Medeiros dismissed the notion that Washington saw the agreement through a prism of containing China's rising military might.
"We are not doing this because of China. We are doing this because we have a longstanding alliance partner. They are interested in stepping up our military-to-military" interaction, he said.
But the Philippines had been pushing for the agreement to help bolster its weak military as it engages in an increasingly tense row with China over rival claims to parts of the South China Sea.
The Philippine side did not reveal details of the pact on Sunday.
But Filipino negotiators had previously said it would allow more US troops, aircraft, and ships to pass through the Philippines.
It would also allow the United States to store equipment that could be used to mobilise American forces faster -- particularly in cases of natural disasters.
The deal would not allow Washington to establish a permanent base or bring in nuclear weapons, according to the Filipino negotiators.
The Philippines hosted two of the largest overseas US military bases until 1992, when Manila voted to end their lease amid growing anti-US sentiment.
The Philippines in recent years however has been seeking greater US military and diplomatic support in its dispute with China.
China claims most of the South China Sea, even waters close to the Philippines and other countries in the region.
Brunei, Malaysia, and Vietnam, as well as Taiwan, also have overlapping claims to the sea, which are believed to contain vast deposits of natural gas and oil.

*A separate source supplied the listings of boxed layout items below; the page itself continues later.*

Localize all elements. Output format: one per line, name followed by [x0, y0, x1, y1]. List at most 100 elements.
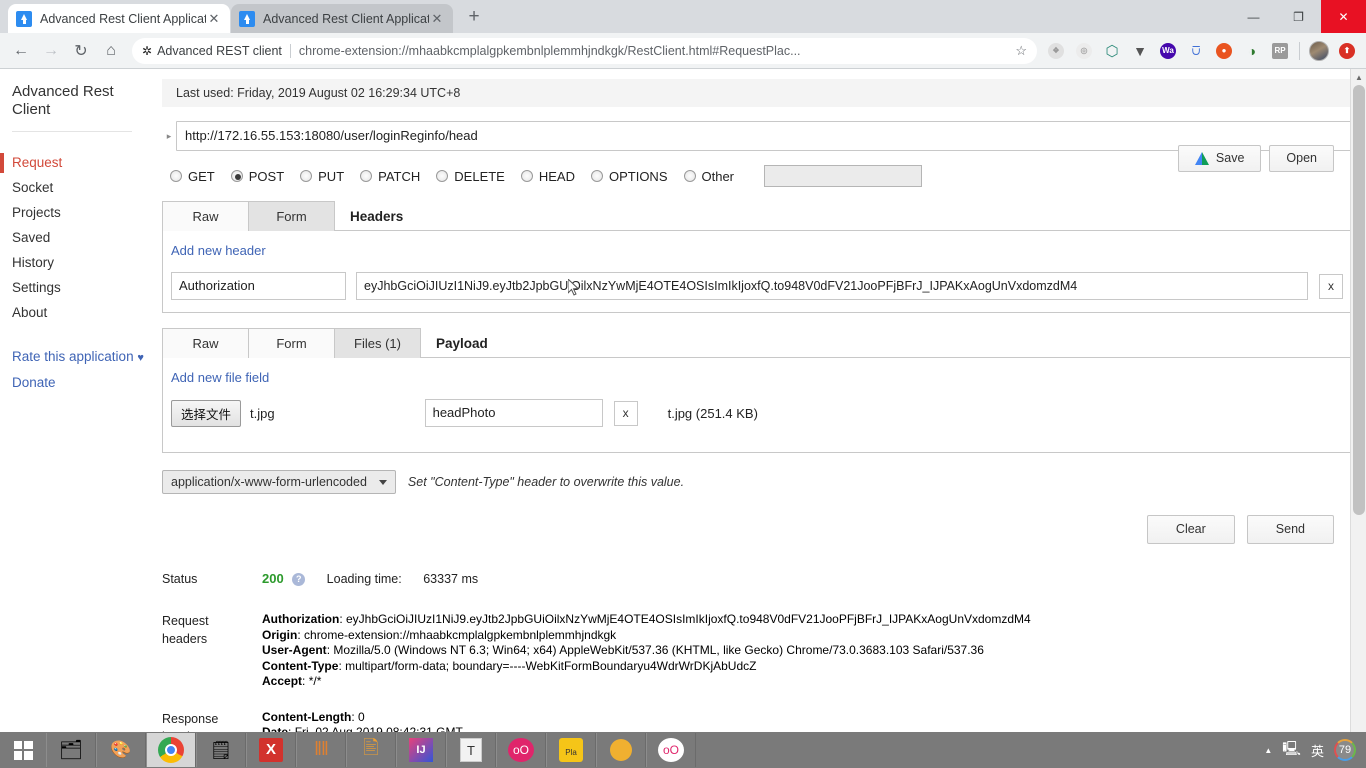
open-button[interactable]: Open — [1269, 145, 1334, 172]
radio-delete[interactable] — [436, 170, 449, 182]
molecule-extension-icon[interactable]: ⩂ — [1183, 38, 1209, 64]
sidebar-item-socket[interactable]: Socket — [12, 175, 150, 200]
update-icon[interactable]: ⬆ — [1334, 38, 1360, 64]
sidebar-item-about[interactable]: About — [12, 300, 150, 325]
sidebar-item-history[interactable]: History — [12, 250, 150, 275]
tray-ime-icon[interactable]: 英 — [1311, 741, 1324, 760]
sidebar-item-request[interactable]: Request — [0, 150, 150, 175]
donate-link[interactable]: Donate — [12, 373, 150, 397]
minimize-button[interactable]: — — [1231, 0, 1276, 33]
browser-tab-1[interactable]: Advanced Rest Client Applicat ✕ — [8, 4, 230, 33]
reload-icon[interactable]: ↻ — [66, 36, 96, 66]
taskbar-google-chrome-icon[interactable] — [146, 733, 196, 767]
rp-extension-icon[interactable]: RP — [1267, 38, 1293, 64]
tray-battery-badge[interactable]: 79 — [1334, 739, 1356, 761]
header-name-input[interactable]: Authorization — [171, 272, 346, 300]
start-button[interactable] — [0, 732, 46, 768]
reader-extension-icon[interactable]: ◑ — [1239, 38, 1265, 64]
tab-headers-headers[interactable]: Headers — [334, 202, 403, 231]
other-method-input[interactable] — [764, 165, 923, 187]
address-bar[interactable]: ✲ Advanced REST client chrome-extension:… — [132, 37, 1037, 64]
tab-body-raw[interactable]: Raw — [162, 328, 249, 358]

The Philippines has accused China of becoming increasingly aggressive in staking its claims to the sea, including by taking control of a shoal far closer to the Filipino land mass than the Chinese.
Chinese ships also last month tried to block vessels bringing supplies to a Philippine military outpost on a tiny reef claimed by China.
The Philippines has angered China by asking a United Nations tribunal to rule on the validity of China's claims to the sea.
China has refused to take part in the case, and said the Philippines' move had "seriously damaged" bilateral ties.